Australia has cancelled a Belt and Road project signed by the Victoria Government and is considering cancelling the 2015 lease of Darwin Port to a Chinese company. China has indefinitely suspended its strategic economic dialogue with Australia.

All Australian leaders these days are tough on China.

“The starting point for Australian politicians is that being strong on national security is a pre-requisite,” says Ayson.

“At times, being strong on national security has been defined in terms of how you deal with issues like migrants, asylum seekers.
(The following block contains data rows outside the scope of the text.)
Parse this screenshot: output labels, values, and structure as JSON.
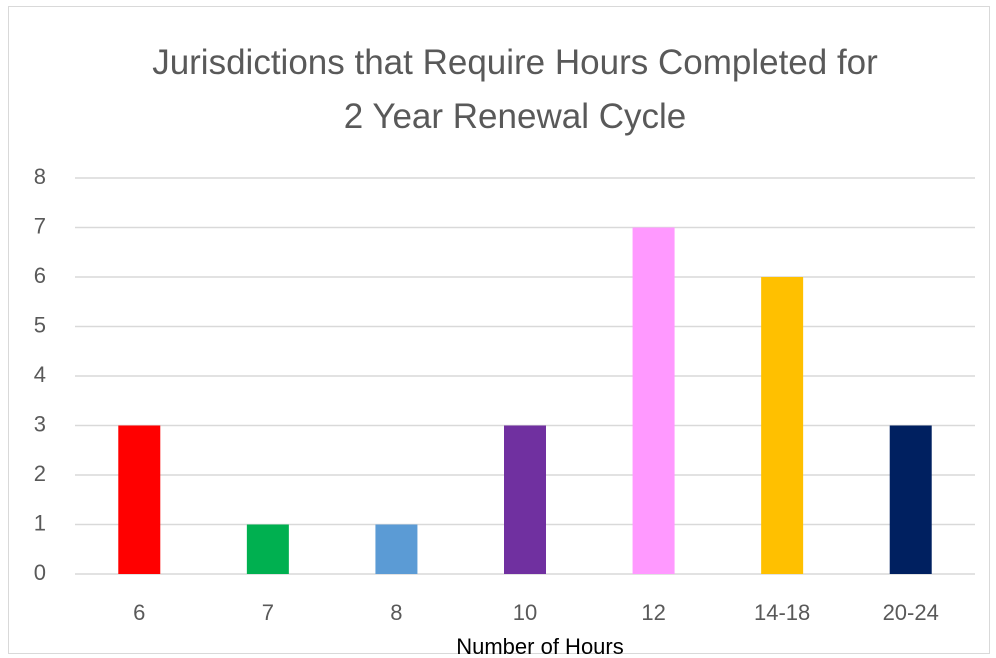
{
  "chart_data": {
    "type": "bar",
    "title": "Jurisdictions that Require Hours Completed for 2 Year Renewal Cycle",
    "x_label": "Number of Hours",
    "categories": [
      "6",
      "7",
      "8",
      "10",
      "12",
      "14-18",
      "20-24"
    ],
    "values": [
      3,
      1,
      1,
      3,
      7,
      6,
      3
    ],
    "colors": [
      "#ff0000",
      "#00b050",
      "#5b9bd5",
      "#7030a0",
      "#ff99ff",
      "#ffc000",
      "#002060"
    ],
    "ylim": [
      0,
      8
    ],
    "yticks": [
      0,
      1,
      2,
      3,
      4,
      5,
      6,
      7,
      8
    ],
    "grid": true
  }
}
Now that is being much more defined as being tough on China.”

Partly that was related to the influence that China had tried to have on Australian institutions.

There are those who will always believe New Zealand is weak on China and will seize on anything to support that narrative, and Trade Minister Damien O’Connor played into their hands when early this term he advised Australia to show greater respect to China.

But Ardern’s comments to the China Business Council this month -that the differences with China are becoming harder to reconcile – have been noticed in Canberra and seen as a vast improvement and counterweight to that.

And Mahuta this week said New Zealand needed to be ready for the type of diplomatic and economic storm Australia is weathering.

The comment wasn’t exactly timed for the transtasman visit but Ayson says it will be welcomed for its effort to emphasise similarities.

“In that sense there is an effort by New Zealand leaders to say it is not like Australia is chalk and we are cheese, [not like] we are enjoying a wonderful relationship with China and whatever happens to Australia happens to Australia,” he says.

“I think officials in both Canberra and Wellington are working hard to make sure that there isn’t this perception of this vast gulf between the two, that New Zealand is somehow celebrating the relative absence of China pressure and Australia is struggling with its.

“That’s not healthy for the transtasman relationship.”